# Archimedean Property

Archimedean Property

Theorem: If $x > 0$, then for any $y \in \mathbb{R}$ there exist $n \in \mathbb{N}$ such that $nx > y$.

Proof: When $y \leqslant 0$, the theorem is evident. For $y > 0$, let the theorem be false, so that $nx \leqslant y{\text{ }}\forall n \in \mathbb{N}$. Thus, $S = \left\{ {nx:n \in \mathbb{N}} \right\}$ is a non-empty set bounded above (for$nx \leqslant y$ ). Therefore, by completeness axiom $S$ has the supremum. Let $\alpha = \sup S$. Then $nx \leqslant \alpha {\text{ }}\forall n \in \mathbb{N} \Rightarrow \left( {n + 1} \right)x \leqslant \alpha {\text{ }}\forall n \in \mathbb{N}$ $\Rightarrow nx \leqslant \alpha – x{\text{ }}\forall n \in \mathbb{N}$. Thus, $\alpha – x$ is also an upper bound of $S$. But $\alpha – x < \alpha$. This contradicts that $\alpha = \sup S$. Hence, the assumption $nx \leqslant y{\text{ }}\forall n \in \mathbb{N}$ is false, and so the statement of the theorem is true.

Corollary 1: For any $x \in \mathbb{R}{\text{ }}\exists {\text{ }}n \in \mathbb{N}$ such that $n > x$.
It follows from the theorem on replacing $y$ by $x$ and taking $1$ for $x$.

Corollary 2: The set $\mathbb{N}$ is bounded below but unbounded above.

Corollary 3: For any $x \in {\mathbb{R}^ + }$ there exist $n \in \mathbb{N}$ such that $x > 1/n$.

Corollary 4: For any $x \in \mathbb{R}$ there exist $n,m \in \mathbb{Z}$ such that $n > x > m$.

Corollary 5: For any $x \in \mathbb{R}$ there exist unique $n \in \mathbb{Z}$ such that $n + 1 > x \geqslant n$.

Proof: By the completeness axiom the set $\left\{ {m:m < x \wedge m \in \mathbb{Z}} \right\}$ being bounded above has the suprema, say $n,n \in \mathbb{Z}$. Thus, $x \geqslant n \wedge n + 1 > x$, i.e. $n + 1 > x \geqslant n$, where $n \in \mathbb{Z}$. Since $n$ is a suprema and therefore it is unique.

The above integer $n$ is usually denoted by $\left[ x \right]$ and is called the integral part of the number $x$.

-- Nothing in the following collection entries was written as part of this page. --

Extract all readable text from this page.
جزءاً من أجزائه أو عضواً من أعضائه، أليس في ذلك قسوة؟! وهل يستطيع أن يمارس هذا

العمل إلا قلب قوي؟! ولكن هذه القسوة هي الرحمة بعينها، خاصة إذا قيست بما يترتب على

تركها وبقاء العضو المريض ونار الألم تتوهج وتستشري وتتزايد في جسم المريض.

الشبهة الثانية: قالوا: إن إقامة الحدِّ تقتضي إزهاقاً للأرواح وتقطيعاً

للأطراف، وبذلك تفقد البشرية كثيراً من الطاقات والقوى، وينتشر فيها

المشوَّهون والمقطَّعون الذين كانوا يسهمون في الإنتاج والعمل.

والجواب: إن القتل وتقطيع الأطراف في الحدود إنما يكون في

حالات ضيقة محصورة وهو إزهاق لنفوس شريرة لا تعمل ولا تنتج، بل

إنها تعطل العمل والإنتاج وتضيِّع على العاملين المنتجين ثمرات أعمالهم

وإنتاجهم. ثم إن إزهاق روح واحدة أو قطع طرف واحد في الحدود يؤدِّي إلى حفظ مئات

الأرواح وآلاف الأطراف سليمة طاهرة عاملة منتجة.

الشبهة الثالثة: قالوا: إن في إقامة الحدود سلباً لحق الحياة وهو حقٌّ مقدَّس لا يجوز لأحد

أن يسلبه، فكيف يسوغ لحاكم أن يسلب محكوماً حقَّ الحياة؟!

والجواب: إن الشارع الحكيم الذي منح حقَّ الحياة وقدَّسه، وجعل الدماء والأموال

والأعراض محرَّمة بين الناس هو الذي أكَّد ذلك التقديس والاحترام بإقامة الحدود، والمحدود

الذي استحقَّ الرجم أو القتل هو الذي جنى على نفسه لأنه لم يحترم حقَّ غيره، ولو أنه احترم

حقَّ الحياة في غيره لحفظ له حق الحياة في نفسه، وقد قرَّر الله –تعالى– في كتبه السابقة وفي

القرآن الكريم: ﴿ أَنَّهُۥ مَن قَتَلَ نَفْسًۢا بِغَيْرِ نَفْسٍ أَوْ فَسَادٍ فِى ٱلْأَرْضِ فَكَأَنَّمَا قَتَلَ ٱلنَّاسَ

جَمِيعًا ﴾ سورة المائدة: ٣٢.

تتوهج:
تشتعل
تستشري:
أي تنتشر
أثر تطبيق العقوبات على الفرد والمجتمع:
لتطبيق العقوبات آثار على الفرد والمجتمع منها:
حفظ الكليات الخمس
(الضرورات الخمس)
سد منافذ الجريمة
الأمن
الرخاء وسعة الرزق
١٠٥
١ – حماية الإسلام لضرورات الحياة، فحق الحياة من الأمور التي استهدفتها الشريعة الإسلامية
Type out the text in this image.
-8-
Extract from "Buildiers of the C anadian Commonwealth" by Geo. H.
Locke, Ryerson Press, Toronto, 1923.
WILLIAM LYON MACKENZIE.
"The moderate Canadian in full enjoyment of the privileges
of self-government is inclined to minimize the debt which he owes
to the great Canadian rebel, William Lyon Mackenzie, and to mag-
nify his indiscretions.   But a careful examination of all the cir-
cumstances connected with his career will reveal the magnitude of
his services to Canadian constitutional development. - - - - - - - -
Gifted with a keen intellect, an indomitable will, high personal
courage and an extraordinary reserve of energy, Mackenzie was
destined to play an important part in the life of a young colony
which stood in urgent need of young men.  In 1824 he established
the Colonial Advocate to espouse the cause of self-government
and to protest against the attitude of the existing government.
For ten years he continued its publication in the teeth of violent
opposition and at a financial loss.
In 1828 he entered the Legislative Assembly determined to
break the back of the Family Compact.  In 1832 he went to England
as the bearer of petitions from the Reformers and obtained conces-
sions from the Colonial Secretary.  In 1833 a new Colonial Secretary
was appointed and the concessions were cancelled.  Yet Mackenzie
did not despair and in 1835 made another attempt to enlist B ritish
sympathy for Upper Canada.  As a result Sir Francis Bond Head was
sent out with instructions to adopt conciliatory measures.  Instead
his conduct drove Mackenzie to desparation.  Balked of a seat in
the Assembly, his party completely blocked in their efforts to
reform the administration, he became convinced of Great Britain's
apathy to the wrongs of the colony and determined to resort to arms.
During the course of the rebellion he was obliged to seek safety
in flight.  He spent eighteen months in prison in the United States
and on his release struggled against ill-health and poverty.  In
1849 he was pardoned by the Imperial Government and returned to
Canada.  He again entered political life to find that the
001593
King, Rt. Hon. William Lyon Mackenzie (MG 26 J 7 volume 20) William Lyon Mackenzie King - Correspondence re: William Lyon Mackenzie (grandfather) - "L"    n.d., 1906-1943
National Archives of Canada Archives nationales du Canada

Corollary 6: For any $x \in \mathbb{R}$ there exist unique $n \in \mathbb{N}$ such that $x \geqslant n > x – 1$.

Corollary 7: For any $x \in \mathbb{R}$ there exist unique $n \in \mathbb{N}$ such that $x > n \geqslant x – 1$.

Example: For any $x \in {\mathbb{R}^ + }$ there exist unique $n \in \mathbb{N}$ such that $\frac{{n\left( {n + 1} \right)}}{2} > x \geqslant \frac{{n\left( {n – 1} \right)}}{2}$.

Solution: For real number $\sqrt {\left( {2x + \frac{1}{4}} \right)} + \frac{1}{2}$ by corollary 5, there exist unique $n \in \mathbb{N}$ such that

$n + 1 > \sqrt {\left( {2x + \frac{1}{4}} \right)} + \frac{1}{2} \geqslant n$

Or

${\left( {n + \frac{1}{2}} \right)^2} > 2x + \frac{1}{4} \geqslant {\left( {n – \frac{1}{2}} \right)^2}$

Or

${n^2} + n > 2x \geqslant {n^2} – n$

i.e.

$\frac{{n\left( {n + 1} \right)}}{2} > x \geqslant \frac{{n\left( {n – 1} \right)}}{2}$

The above example illustrates that every positive integer $n$ can be uniquely expressed as $n = \frac{{i\left( {i – 1} \right)}}{2} + j$, for unique $i,j \in \mathbb{N} \wedge 1 \leqslant j \leqslant i$.

Such unique representation of natural members is sometimes very helpful in investigating the enumerability of certain sets.